There is very little that makes me happier than seeing folks buy toys and abuse them to take advantage of the cheap technology located therein. In this case, That Dragon Guy ( Phillip Burgess who you might know from Adafruit) on twitter is showing how he bought a cheap plastic animated Jack-o-lantern and ripped it open to find a cheap short-throw projector that was ripe for modification.
This whole thread takes place on twitter (now X I guess?) and therefore the thread may render a bit funky in this blog post, so I’ll try to break things down for you as much as I can.
We start with the raw materials: a $45 animated jack-o-lantern. On it’s own it’s a pretty cute little decoration. However, the cultured among us look at this and see at a minimum a projector that is worth much more than that.
Upon cracking it open, we see the basic projector.
Inspecting the projector tells us some pretty important stuff. Sadly, there’s no removable storage like a microSD card. That would have been delightful. However, this won’t stop Burgess.

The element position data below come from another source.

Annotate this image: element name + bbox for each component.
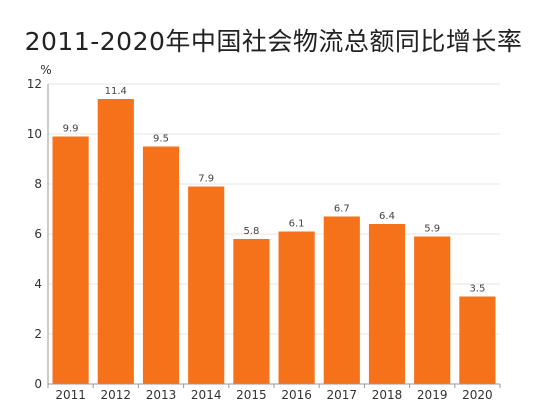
chart-title: 2011-2020年中国社会物流总额同比增长率 bbox=[24, 27, 523, 56]
y-tick-label: 2 bbox=[34, 327, 42, 341]
data-label-2014: 7.9 bbox=[198, 174, 214, 185]
x-tick-label-2013: 2013 bbox=[146, 388, 177, 400]
data-labels: 9.9 11.4 9.5 7.9 5.8 6.1 6.7 6.4 5.9 3.5 bbox=[63, 86, 486, 295]
x-tick-label-2019: 2019 bbox=[417, 388, 448, 400]
data-label-2016: 6.1 bbox=[289, 219, 305, 230]
bar-2020 bbox=[459, 296, 496, 384]
bar-2011 bbox=[52, 136, 89, 384]
data-label-2012: 11.4 bbox=[105, 86, 127, 97]
y-tick-label: 4 bbox=[34, 277, 42, 291]
x-tick-label-2014: 2014 bbox=[191, 388, 222, 400]
y-tick-label: 12 bbox=[27, 77, 42, 91]
data-label-2015: 5.8 bbox=[243, 226, 259, 237]
data-label-2020: 3.5 bbox=[469, 284, 485, 295]
data-label-2017: 6.7 bbox=[334, 204, 350, 215]
bar-2015 bbox=[233, 239, 270, 384]
x-tick-label-2016: 2016 bbox=[281, 388, 312, 400]
data-label-2011: 9.9 bbox=[63, 124, 79, 135]
bar-2017 bbox=[323, 216, 360, 384]
y-tick-label: 0 bbox=[34, 377, 42, 391]
y-tick-label: 10 bbox=[27, 127, 42, 141]
y-tick-label: 8 bbox=[34, 177, 42, 191]
bar-2018 bbox=[368, 224, 406, 384]
x-tick-label-2012: 2012 bbox=[101, 388, 132, 400]
bar-2013 bbox=[142, 146, 180, 384]
bar-2016 bbox=[278, 231, 315, 384]
bar-2014 bbox=[188, 186, 225, 384]
data-label-2013: 9.5 bbox=[153, 134, 169, 145]
bar-2012 bbox=[97, 99, 134, 384]
x-tick-label-2020: 2020 bbox=[462, 388, 493, 400]
x-tick-label-2015: 2015 bbox=[236, 388, 267, 400]
axes: 0 2 4 6 8 10 12% 2011 2012 2013 2014 2015 2016 2017 20… bbox=[27, 63, 501, 400]
x-tick-label-2017: 2017 bbox=[327, 388, 358, 400]
data-label-2018: 6.4 bbox=[379, 211, 395, 222]
bar-2019 bbox=[414, 236, 451, 384]
data-label-2019: 5.9 bbox=[424, 224, 440, 235]
x-tick-label-2018: 2018 bbox=[372, 388, 403, 400]
x-tick-label-2011: 2011 bbox=[55, 388, 86, 400]
bars bbox=[52, 99, 496, 384]
y-tick-label: 6 bbox=[34, 227, 42, 241]
y-axis-unit-label: % bbox=[40, 63, 51, 77]
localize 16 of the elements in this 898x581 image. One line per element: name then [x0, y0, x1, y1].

After connecting directly to the flash, Burgess dumps a copy of the storage just in case he totally botches this. Dumping the storage also gives us a chance to sift through the detritus and find useful things, such as the video files themselves.
.AMV is a weird format used by cheap media players. Max res is 208×176 @ up to 16 FPS. Fortunately ffmpeg can make sense of it and convert to MP4 or most anything… pic.twitter.com/JpM8p6Q0OD
— That Dragon Guy (@PaintYourDragon) October 1, 2023
Once you have the video file, and a passing knowledge of FFMpeg, you can play it
The next step in testing is simply to replace the existing file on the internal storage with a new one. Burgess makes sure the new video has the exact same settings as the original and dumps it to flash. Success!

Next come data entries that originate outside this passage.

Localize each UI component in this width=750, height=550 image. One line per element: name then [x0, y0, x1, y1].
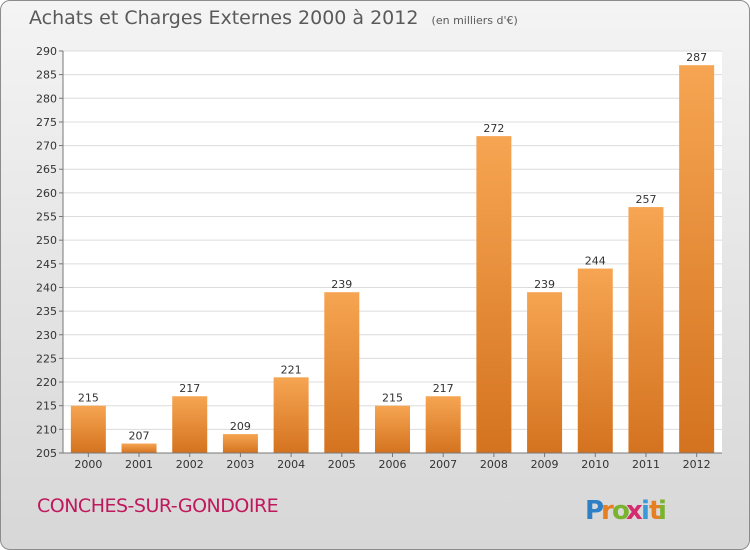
x-tick-label-2003: 2003 [226, 458, 254, 471]
data-label-2009: 239 [534, 278, 555, 291]
x-tick-label-2006: 2006 [379, 458, 407, 471]
y-tick-label: 230 [36, 329, 57, 342]
y-tick-label: 245 [36, 258, 57, 271]
y-tick-label: 280 [36, 92, 57, 105]
bar-2006 [375, 405, 410, 453]
bar-2008 [476, 136, 512, 454]
x-tick-label-2000: 2000 [74, 458, 102, 471]
logo-letter: o [612, 496, 630, 525]
y-tick-label: 260 [36, 187, 57, 200]
data-label-2012: 287 [686, 51, 707, 64]
bar-2011 [628, 207, 664, 453]
axis-ticks: 205 210 215 220 225 230 235 240 245 250 255 260 265 2… [36, 45, 722, 471]
chart-unit-label: (en milliers d'€) [431, 14, 518, 27]
y-tick-label: 215 [36, 400, 57, 413]
data-labels: 215 207 217 209 221 239 215 217 272 239 244 257 287 [78, 51, 707, 442]
y-tick-label: 255 [36, 211, 57, 224]
y-tick-label: 250 [36, 234, 57, 247]
y-tick-label: 220 [36, 376, 57, 389]
x-tick-label-2002: 2002 [176, 458, 204, 471]
y-tick-label: 205 [36, 447, 57, 460]
x-tick-label-2008: 2008 [480, 458, 508, 471]
bar-2012 [679, 65, 715, 453]
chart-title: Achats et Charges Externes 2000 à 2012 [29, 7, 419, 29]
data-label-2005: 239 [331, 278, 352, 291]
data-label-2002: 217 [179, 382, 200, 395]
data-label-2007: 217 [433, 382, 454, 395]
data-label-2001: 207 [129, 430, 150, 443]
data-label-2000: 215 [78, 392, 99, 405]
logo-letter: x [626, 496, 643, 525]
y-tick-label: 290 [36, 45, 57, 58]
y-tick-label: 285 [36, 69, 57, 82]
bar-2007 [425, 396, 461, 453]
bar-2001 [121, 443, 157, 453]
data-label-2010: 244 [585, 255, 606, 268]
y-tick-label: 235 [36, 305, 57, 318]
x-tick-label-2007: 2007 [429, 458, 457, 471]
logo-letter: i [641, 496, 650, 525]
bar-2002 [172, 396, 208, 453]
y-tick-label: 265 [36, 163, 57, 176]
bar-2009 [527, 292, 563, 453]
y-tick-label: 270 [36, 140, 57, 153]
logo-letter: P [585, 496, 604, 525]
logo-letter: r [601, 496, 614, 525]
bar-2005 [324, 292, 360, 453]
data-label-2011: 257 [635, 193, 656, 206]
bar-2010 [577, 268, 613, 453]
x-tick-label-2005: 2005 [328, 458, 356, 471]
y-tick-label: 275 [36, 116, 57, 129]
y-tick-label: 210 [36, 423, 57, 436]
data-label-2003: 209 [230, 420, 251, 433]
y-tick-label: 240 [36, 281, 57, 294]
x-tick-label-2011: 2011 [632, 458, 660, 471]
commune-name: CONCHES-SUR-GONDOIRE [37, 495, 279, 517]
data-label-2008: 272 [483, 122, 504, 135]
x-tick-label-2009: 2009 [531, 458, 559, 471]
y-tick-label: 225 [36, 352, 57, 365]
bar-2004 [273, 377, 309, 453]
x-tick-label-2004: 2004 [277, 458, 305, 471]
data-label-2006: 215 [382, 392, 403, 405]
title-row: Achats et Charges Externes 2000 à 2012 (… [29, 7, 518, 29]
logo-letter: t [649, 496, 661, 525]
x-tick-label-2001: 2001 [125, 458, 153, 471]
bars [70, 65, 715, 454]
logo-letter: i [658, 496, 667, 525]
x-tick-label-2012: 2012 [683, 458, 711, 471]
x-tick-label-2010: 2010 [581, 458, 609, 471]
bar-2000 [70, 405, 106, 453]
bar-2003 [222, 434, 258, 453]
data-label-2004: 221 [281, 363, 302, 376]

You could really be pretty much done at this point. it’s a cheap, super short throw projector that you could embed in costumes doing whatever you want. That’s awesome. However, if you know Burgess, you might already know where this is headed. He’s got a history with making really cool eyeballs out of some cool tech, but the systems were always a tiny bit pricey. This new system offers a nice cheaper version. Burgess shows the old version, and dives a bit into what he’s about to try here.

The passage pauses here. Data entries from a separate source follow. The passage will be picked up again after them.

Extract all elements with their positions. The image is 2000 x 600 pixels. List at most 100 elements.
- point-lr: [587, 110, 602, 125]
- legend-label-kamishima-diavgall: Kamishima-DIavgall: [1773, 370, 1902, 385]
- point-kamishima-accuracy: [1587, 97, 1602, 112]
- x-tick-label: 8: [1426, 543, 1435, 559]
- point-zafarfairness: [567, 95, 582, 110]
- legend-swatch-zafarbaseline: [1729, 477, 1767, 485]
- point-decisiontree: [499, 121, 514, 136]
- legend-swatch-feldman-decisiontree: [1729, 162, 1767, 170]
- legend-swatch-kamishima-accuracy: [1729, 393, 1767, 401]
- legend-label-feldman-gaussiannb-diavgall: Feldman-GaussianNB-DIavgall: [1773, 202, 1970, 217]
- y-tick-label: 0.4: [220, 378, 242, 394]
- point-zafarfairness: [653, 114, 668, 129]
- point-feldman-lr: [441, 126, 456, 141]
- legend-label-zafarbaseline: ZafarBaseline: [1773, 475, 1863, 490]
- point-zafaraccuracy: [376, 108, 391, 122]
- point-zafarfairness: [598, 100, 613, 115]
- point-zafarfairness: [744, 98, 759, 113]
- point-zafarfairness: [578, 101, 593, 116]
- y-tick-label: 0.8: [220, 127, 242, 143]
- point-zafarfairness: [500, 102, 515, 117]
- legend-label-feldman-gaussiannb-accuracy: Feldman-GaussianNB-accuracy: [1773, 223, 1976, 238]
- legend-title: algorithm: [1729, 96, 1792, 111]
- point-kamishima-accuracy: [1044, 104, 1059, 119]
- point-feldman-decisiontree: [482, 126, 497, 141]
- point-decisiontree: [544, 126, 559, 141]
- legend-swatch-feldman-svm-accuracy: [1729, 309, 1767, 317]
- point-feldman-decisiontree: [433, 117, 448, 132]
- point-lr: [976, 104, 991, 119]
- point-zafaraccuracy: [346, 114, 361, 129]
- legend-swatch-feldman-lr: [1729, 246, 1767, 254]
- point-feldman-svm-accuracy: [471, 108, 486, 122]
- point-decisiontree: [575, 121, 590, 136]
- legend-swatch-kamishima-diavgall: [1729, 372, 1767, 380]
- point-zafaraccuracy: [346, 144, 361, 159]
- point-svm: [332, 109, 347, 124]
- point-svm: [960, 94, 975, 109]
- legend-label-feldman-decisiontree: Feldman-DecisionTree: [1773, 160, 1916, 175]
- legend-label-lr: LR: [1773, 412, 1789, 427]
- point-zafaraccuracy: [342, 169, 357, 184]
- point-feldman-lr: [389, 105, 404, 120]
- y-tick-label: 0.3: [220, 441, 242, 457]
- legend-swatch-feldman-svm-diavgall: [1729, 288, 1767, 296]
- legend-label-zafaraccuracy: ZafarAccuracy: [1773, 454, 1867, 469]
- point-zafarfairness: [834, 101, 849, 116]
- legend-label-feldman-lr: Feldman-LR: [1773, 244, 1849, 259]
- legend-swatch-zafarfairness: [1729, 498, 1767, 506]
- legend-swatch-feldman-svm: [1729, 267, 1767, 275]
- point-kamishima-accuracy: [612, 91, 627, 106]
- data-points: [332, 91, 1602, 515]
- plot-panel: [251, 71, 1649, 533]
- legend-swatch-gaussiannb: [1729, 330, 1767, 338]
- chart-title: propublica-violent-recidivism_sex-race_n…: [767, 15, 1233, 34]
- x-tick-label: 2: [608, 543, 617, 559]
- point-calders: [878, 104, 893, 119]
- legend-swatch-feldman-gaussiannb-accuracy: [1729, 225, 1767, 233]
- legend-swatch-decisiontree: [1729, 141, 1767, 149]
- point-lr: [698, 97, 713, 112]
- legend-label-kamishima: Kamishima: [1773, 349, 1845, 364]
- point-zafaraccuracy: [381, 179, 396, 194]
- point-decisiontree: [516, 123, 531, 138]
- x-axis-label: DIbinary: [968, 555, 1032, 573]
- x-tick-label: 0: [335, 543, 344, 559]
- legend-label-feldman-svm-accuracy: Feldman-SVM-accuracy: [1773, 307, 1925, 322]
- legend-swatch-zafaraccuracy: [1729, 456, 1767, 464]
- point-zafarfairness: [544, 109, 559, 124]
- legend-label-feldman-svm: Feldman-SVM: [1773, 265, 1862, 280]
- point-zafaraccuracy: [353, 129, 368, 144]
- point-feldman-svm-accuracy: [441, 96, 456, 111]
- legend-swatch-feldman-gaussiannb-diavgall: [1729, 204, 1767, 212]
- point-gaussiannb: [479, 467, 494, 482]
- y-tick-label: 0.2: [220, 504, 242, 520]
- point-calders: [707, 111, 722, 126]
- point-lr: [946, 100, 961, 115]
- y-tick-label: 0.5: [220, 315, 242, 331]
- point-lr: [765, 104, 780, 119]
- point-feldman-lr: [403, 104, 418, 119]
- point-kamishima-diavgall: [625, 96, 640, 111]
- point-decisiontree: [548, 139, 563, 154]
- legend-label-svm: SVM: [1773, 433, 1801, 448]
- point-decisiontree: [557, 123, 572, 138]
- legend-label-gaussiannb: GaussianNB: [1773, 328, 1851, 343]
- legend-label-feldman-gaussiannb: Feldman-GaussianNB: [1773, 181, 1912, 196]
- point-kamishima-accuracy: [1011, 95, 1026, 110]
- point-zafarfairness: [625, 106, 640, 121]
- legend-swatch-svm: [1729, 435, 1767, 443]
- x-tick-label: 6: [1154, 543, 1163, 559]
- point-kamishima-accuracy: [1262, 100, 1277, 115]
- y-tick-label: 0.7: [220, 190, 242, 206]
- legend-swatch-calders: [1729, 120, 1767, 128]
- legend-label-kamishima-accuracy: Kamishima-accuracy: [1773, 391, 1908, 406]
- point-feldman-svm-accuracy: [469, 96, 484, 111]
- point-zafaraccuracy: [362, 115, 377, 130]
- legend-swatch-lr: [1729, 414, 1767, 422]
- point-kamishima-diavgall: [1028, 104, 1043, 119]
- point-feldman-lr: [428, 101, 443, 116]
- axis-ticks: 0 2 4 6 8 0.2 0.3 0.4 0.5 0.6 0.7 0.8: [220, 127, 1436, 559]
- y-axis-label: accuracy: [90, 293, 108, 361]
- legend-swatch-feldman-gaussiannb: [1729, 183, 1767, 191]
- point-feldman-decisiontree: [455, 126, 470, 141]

Ultimately, what he’s shown here is that you can pull off this really cool eyeball for maybe $55. That’s pretty awesome. Burgess doesn’t stop there. He decides to rip the projector itself open to see what is hackable there.
I love seeing this. I’ve personally built projectors before and I recognize exactly what each piece does here. I’m happy to tell you, you can somewhat easily replace the display with a higher resolution version if you really want to improve your image quality. The hardest part would be dissecting a new display to remove the back lighting panel!